Make the Chinese hamburger filling:
Heat a stewpan with water until boiling, add the green onion, ginger, spices, celery and carrot in the wok.
Wash the pork and cook it in a wok with clear water until boiling. Continue to cook it for 2 minutes. Transfer the pork in the stewpan.
Add salt, brown sugar, light soy sauce and dark soy sauce in the stewpan. Add enough boiled water to cover the pork. Cook it until boiling, cover the lid and continue to cook it under low heat for 1 hour. Turn off the heat and let it cool. Remove vegetables and spices. Cook the pork again for 1 hour and let it cool.
Make the Chinese hamburger buns:
Dissolve the yeast in water, add flour and stir with chopsticks. Knead the dough and transfer it to the chopping board. Press a hole in the middle of the dough and put a pinch of edible alkali.

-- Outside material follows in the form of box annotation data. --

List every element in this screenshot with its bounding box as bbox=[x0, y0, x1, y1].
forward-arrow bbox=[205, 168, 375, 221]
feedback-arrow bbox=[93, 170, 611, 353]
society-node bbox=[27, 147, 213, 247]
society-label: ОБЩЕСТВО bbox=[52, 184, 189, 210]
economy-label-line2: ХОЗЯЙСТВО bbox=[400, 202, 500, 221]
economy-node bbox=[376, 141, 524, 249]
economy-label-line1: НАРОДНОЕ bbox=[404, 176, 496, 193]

Pour few drop water to the edible akali and sprinkle some flour on it. Knead the dough until smooth.
Divide the dough into two dough and roll it into a cylindrical shape. Then divide each dough into 4 smaller doughs.
Roll the small dough into thin strips. And then rolled into a disc shape.
Press the dough slightly and set aside for 20-30 minutes. Heat a wok, add the dough and cover the lid.
Bake the dough under low heat for 5 minutes until slightly golden. Turn it over, cover the lid and continue to bake for about 5 minutes.